I strongly recommend you try one of Bill Bryson’s – so long as it’s read by him. I tried Notes from a Small Island read by another American, who clearly knew nothing about Britain. His pronunciation was excruciating. When he spoke about the See-vern Bridge, I winced, but when he referred to the duo,Morrycumby and Wise. I had to dump it. I’ve since listened to it read by the author himself, and it was fabulous.
It doesn’t always follow that books are best read by their authors. I listened to one by Edna O’Brien who had a rather breathy and precious style of speaking. She also used the word brutalness…and I thought, doesn’t she mean brutality? Exactly. I couldn’t find it in the dictionary, either.
Most recently, I listened to Popcorn written by Ben Elton and superbly read by John Sessions. The book was full of brutalness but very funny. Sessions’ delivery was so exceptional, I felt like I was watching a film. Hats off to Elton and Sessions.
The downside of talking books is, if you listen to them at bedtime and nod off, you lose your place.
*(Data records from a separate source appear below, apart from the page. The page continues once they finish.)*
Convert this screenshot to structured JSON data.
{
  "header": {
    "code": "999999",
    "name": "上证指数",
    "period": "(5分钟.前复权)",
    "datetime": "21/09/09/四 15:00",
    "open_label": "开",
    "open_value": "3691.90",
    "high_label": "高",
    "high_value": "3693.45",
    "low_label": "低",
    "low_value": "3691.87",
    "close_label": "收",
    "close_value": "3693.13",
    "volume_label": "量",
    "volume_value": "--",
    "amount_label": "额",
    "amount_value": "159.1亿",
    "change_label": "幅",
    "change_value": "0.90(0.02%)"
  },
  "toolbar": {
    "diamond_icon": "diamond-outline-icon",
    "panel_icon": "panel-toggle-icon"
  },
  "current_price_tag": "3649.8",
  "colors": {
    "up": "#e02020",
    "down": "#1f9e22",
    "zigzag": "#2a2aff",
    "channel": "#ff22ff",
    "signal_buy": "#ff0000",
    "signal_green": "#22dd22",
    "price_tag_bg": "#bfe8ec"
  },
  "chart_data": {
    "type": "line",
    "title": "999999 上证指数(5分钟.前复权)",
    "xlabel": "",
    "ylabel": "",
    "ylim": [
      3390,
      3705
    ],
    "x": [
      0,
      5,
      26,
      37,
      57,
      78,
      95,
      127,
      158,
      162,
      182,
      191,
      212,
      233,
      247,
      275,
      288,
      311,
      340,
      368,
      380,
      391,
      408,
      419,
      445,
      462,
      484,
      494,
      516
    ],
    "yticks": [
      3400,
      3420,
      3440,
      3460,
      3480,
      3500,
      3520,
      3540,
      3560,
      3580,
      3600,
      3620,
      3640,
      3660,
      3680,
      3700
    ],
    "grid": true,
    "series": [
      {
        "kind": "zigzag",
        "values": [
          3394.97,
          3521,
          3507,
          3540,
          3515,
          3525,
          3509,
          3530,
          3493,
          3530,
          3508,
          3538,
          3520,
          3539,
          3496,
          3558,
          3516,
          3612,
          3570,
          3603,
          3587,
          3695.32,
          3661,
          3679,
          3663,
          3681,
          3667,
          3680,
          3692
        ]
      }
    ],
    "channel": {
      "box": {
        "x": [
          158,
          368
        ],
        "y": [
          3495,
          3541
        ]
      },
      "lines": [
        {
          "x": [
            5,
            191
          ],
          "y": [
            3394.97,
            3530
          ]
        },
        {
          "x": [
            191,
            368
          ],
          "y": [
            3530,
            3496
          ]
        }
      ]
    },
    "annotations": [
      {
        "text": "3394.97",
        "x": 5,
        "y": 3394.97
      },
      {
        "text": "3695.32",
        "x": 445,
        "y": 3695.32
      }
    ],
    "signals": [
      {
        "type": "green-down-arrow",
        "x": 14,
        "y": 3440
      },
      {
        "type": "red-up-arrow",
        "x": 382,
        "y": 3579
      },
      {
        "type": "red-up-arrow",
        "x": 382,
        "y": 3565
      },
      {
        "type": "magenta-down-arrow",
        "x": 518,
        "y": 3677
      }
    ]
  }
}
With a physical book or a kindle, at the very worst, you wake to a page you may have dribbled on, but at least you know where you’re up to. If you nod off listening to a talking book, and you’re a bit of a gambler, you can enjoy the uncertain lottery of rewinding and forwarding to your next starting point.
But in the car, beware. It’s very easy to miss a motorway exit or two. As I learnt to my cost when I once found myself heading into Wales. Over the See-vern Bridge, naturally.